Natsume Youji, who had opened my fridge, shook his head as he gestured inside it. “Instant meal after instant meal. When was the last time you cooked?”

“Uh, every day? Because it’s my job?”

“Cooking what, coffee?”

“Yes. No. I also… anyway, close that shit.”

He did.

“My phone is dead so I can’t give you the stupid password. I’ll take care of the clothes once I get out of the shower. You just… or… I guess if you leave me your number, I’ll call you to give them back. Stop that!”

He’d opened my cupboard, too. Obviously, it was empty. Natsume Youji then told me, “Go before you catch a cold.”

“Yes, just… stop. Looking at my things.”

“Mhm.”

I wanted to cry.

“Fine, I’ll stop.” He did. “I’ll leave as soon as the rain stops.”

“I…”

…still hadn’t said thank you. I could barely breathe. Somebody else might have… oh, whatever, who cared about what somebody else might have done at this point? I had nothing of value he could steal from me now my phone had died. Maybe the bed? But why would he rob that? With this thought in mind, I took a bath, because brain.exe stopped working again at the thought of using the shower when another stranger just had (the way it would’ve at the communal ones).

I dunked my head into the hot water like it’d help. Like it’d wash away the unwanted thoughts, melt the black fog constantly digging at me, at my thoughts, over my eyes, around my ears, over and over and over…

It smelled weird.

…well, good thing it hadn’t taken over my nose.

I all but leaped off the tub. Upon sliding off my clothes, I jumped out of the bathroom, too. “Is something burning are we dying did you die what is—oh.”

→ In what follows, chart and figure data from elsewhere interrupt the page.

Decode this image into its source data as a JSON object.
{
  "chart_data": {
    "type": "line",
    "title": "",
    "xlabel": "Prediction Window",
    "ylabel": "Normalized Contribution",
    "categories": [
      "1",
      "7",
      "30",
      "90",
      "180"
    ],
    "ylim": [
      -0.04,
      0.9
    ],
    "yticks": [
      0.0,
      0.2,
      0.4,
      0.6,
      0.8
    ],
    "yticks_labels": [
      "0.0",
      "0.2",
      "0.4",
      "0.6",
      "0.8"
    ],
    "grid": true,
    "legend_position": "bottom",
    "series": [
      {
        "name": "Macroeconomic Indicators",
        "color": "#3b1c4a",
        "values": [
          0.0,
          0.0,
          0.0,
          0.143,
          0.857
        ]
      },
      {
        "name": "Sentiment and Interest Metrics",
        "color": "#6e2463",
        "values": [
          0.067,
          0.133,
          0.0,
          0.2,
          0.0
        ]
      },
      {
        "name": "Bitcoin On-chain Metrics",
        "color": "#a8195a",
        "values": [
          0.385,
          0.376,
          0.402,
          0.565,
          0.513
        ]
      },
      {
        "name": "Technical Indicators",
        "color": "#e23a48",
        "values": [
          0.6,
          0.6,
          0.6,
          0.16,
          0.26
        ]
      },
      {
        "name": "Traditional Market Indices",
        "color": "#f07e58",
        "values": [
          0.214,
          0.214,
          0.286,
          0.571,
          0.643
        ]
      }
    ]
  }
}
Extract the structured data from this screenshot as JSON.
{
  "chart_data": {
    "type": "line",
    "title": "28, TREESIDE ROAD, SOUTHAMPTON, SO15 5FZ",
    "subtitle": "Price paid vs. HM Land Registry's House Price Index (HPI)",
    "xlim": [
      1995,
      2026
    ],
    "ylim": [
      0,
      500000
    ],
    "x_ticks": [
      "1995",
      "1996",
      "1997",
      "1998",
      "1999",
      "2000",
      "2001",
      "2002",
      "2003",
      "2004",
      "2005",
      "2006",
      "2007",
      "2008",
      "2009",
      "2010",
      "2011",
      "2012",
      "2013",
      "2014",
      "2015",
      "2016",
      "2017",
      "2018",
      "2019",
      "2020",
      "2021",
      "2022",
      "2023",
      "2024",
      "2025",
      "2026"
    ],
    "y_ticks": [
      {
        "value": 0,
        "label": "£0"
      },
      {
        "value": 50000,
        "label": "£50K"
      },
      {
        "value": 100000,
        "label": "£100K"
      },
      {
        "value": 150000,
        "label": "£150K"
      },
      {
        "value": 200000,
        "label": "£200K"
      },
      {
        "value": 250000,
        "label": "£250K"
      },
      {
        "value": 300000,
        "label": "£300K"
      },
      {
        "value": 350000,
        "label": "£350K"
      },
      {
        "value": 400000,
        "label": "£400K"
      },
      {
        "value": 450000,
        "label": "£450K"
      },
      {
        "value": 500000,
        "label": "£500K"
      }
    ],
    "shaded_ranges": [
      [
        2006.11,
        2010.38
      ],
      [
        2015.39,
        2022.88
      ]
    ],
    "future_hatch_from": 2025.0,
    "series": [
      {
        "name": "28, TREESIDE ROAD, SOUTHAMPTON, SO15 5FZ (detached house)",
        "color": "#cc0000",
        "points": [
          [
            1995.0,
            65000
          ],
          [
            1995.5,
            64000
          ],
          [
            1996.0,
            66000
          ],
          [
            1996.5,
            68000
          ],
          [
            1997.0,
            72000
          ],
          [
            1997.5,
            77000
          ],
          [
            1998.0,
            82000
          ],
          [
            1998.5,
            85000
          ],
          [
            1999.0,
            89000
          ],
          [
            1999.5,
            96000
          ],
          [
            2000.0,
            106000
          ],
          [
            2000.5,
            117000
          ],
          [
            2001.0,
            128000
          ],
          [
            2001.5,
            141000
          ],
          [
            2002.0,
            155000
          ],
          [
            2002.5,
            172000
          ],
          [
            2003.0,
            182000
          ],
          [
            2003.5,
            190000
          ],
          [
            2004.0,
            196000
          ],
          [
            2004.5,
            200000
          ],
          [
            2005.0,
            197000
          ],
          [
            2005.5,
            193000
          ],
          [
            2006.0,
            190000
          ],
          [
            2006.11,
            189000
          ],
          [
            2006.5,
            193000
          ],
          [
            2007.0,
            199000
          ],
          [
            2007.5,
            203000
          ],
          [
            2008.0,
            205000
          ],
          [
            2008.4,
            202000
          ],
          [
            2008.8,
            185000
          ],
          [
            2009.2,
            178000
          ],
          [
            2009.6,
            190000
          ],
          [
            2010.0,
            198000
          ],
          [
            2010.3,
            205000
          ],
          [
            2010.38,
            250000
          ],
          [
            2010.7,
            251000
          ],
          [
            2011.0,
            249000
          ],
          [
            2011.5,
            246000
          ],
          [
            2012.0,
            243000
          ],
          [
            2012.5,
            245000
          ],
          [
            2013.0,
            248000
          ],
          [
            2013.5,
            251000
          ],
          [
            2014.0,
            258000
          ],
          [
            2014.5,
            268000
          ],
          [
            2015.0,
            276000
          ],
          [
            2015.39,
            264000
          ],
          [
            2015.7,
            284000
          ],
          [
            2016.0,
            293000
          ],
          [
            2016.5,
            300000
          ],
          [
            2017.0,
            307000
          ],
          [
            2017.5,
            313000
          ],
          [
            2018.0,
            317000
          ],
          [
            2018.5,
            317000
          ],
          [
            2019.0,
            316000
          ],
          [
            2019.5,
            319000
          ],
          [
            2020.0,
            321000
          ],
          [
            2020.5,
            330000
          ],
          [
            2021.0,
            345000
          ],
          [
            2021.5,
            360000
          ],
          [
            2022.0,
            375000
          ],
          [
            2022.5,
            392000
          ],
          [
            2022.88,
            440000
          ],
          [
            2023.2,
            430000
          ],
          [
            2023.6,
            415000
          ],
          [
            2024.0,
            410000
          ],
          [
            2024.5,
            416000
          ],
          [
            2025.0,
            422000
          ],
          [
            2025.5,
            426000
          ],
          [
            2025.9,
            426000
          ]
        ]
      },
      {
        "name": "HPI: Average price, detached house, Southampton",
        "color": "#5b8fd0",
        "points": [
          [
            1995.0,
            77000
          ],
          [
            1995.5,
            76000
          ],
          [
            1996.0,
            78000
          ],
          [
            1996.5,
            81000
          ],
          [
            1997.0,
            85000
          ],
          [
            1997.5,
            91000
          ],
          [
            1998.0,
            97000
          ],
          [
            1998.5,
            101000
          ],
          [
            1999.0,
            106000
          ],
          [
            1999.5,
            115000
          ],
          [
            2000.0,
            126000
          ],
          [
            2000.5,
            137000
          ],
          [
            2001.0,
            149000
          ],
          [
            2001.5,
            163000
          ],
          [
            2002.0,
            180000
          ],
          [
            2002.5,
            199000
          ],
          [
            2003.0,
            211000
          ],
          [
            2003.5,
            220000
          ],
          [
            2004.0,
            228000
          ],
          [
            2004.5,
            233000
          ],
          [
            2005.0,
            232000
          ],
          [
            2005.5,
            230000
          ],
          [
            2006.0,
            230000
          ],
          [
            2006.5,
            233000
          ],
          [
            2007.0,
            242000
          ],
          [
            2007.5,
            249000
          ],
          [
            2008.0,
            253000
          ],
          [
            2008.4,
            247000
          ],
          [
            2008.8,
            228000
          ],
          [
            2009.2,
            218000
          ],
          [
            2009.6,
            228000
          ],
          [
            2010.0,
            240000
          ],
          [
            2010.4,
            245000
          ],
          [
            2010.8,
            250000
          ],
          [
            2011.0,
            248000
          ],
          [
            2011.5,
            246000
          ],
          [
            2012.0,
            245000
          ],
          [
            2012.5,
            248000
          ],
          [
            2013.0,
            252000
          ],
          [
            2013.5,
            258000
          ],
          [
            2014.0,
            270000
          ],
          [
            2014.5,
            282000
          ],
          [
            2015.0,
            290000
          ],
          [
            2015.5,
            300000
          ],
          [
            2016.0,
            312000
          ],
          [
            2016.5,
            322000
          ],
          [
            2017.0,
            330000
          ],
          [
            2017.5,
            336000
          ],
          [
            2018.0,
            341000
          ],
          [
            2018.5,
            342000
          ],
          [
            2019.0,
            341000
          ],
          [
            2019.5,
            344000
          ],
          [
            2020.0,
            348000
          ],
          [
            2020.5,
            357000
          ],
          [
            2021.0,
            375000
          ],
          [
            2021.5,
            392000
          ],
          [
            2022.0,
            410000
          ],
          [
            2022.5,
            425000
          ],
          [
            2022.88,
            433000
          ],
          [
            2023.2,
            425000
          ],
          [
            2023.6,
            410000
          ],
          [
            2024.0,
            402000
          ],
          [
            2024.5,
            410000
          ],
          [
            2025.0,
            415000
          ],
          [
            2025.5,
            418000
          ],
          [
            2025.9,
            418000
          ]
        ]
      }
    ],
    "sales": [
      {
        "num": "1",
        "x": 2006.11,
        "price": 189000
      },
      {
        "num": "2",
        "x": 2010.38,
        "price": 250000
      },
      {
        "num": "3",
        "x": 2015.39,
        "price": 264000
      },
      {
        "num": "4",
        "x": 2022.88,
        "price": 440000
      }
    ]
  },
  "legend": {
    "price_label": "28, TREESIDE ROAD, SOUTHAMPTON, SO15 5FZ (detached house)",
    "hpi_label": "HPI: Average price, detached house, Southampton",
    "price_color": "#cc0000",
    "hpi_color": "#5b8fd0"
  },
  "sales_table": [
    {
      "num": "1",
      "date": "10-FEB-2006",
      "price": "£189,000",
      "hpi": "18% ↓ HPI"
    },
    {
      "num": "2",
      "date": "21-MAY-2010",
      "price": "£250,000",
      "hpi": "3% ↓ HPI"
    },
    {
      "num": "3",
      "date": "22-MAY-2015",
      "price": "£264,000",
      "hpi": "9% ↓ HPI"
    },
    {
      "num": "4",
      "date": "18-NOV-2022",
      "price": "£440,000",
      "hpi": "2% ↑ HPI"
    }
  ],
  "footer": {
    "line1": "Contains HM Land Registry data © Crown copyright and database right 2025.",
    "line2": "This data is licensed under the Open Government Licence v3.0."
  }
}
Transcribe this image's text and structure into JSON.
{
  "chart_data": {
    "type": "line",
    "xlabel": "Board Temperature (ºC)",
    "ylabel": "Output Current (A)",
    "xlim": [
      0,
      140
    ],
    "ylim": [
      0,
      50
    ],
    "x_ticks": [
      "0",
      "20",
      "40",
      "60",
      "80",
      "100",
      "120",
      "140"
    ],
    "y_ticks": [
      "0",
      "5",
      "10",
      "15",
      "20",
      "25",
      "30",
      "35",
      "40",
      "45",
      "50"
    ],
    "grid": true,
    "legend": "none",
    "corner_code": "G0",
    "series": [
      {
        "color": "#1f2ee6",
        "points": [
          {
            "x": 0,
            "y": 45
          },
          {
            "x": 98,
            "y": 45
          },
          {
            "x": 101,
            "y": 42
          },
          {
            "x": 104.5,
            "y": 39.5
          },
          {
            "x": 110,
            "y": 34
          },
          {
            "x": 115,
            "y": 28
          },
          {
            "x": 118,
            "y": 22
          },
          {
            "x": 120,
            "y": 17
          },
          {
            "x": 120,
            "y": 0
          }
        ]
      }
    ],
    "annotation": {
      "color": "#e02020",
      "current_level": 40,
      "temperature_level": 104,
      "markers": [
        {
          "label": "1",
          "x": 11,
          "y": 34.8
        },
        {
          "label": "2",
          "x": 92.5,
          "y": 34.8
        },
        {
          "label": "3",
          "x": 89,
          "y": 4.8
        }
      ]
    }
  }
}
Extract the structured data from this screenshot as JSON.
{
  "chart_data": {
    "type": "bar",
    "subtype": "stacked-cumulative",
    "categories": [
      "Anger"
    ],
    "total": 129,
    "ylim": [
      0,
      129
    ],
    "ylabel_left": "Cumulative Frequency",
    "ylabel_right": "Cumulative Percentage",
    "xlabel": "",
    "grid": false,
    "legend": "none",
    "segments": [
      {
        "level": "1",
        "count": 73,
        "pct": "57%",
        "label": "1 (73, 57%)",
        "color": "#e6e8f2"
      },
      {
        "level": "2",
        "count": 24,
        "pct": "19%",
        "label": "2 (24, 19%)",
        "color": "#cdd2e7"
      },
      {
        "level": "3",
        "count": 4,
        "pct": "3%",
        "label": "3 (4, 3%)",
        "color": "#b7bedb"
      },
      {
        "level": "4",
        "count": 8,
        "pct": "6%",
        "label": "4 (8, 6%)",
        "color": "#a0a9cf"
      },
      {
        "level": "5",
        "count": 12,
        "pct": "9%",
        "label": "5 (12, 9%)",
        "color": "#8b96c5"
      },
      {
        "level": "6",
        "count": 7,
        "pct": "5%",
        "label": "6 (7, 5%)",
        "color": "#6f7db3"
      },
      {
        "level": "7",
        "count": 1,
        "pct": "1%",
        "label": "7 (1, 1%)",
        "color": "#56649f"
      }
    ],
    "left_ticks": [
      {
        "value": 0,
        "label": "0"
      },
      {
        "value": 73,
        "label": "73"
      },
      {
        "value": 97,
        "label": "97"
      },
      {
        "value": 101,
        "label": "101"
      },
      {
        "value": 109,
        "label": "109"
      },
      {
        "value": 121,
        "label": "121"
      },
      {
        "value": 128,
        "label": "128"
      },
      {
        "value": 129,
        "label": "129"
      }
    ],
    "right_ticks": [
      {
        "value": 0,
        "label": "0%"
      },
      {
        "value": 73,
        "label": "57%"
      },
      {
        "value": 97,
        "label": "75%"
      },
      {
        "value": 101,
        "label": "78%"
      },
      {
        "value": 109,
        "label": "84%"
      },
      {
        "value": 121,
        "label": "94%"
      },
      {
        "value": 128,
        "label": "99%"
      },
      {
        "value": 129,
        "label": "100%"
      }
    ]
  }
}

Sizzling. No… steam? Something like that? I didn’t own a pan. I had no actual ingredients. Where had Natsume Youji gotten those from? It still poured outside. Surely enough, he couldn’t have…

“Yo. I’m almost done.”

…yes he did.

He actually went out for groceries. Under the rain.

He got a pan.

He used my kitchen without my permission.

He set up the table.

I didn’t move. Couldn’t. The last time I ate a homecooked meal, I still had baby teeth. I might as well have been watching a show on television.

“Done!”

But no.

“Like I said, I hate tea, so I got beer for me. I hope that’s fine.”

As I sat down, the yellow and red from the omurice chased the black smog out of my sight. The way dishes clinked shut it up. The way I smiled dissolved it. Even when I tried to bite it back, I couldn’t. Natsume Youji drew rain clouds with the ketchup over our meals. Like him, I drank beer. “It’s so good,” I mumbled, between bites, “so good…”

“Glad to see you like it.”

I forgot I was supposed to be angry. Or was it scared? Who could possibly feel down when enjoying a homecooked, warm meal? Even when I had little to no furniture, when one of the walls had a crack, when the wind howled outside as the rain slammed itself against the windows, dark gray, cold…

Natsume Youji finished after me, which would’ve embarrassed me if I wasn’t high on omurice at the moment. To be fair, he’d been talking all the while. I nodded or shook my head. “…so is that a yes or a no?”

Eight empty cans of beer lay on the table. Two were mine. The third remained half-full. “Uhh… what was it again?” I asked.

“Do you think it’s good enough for that café? Thing.”

“Oh, yeah, for sure. Better than Ootsuki Rima's stuff."

“Agre—wait, no, I mean, thank you very.” Natsume Youji hiccupped. “Much. Then I’ll apply for it. Tomorrow.”

“Huh?”

“Yeah, because it’s raining right now.”

“Ah. Totally.”

"Yeah."

***

And then I woke up on my bed next to him.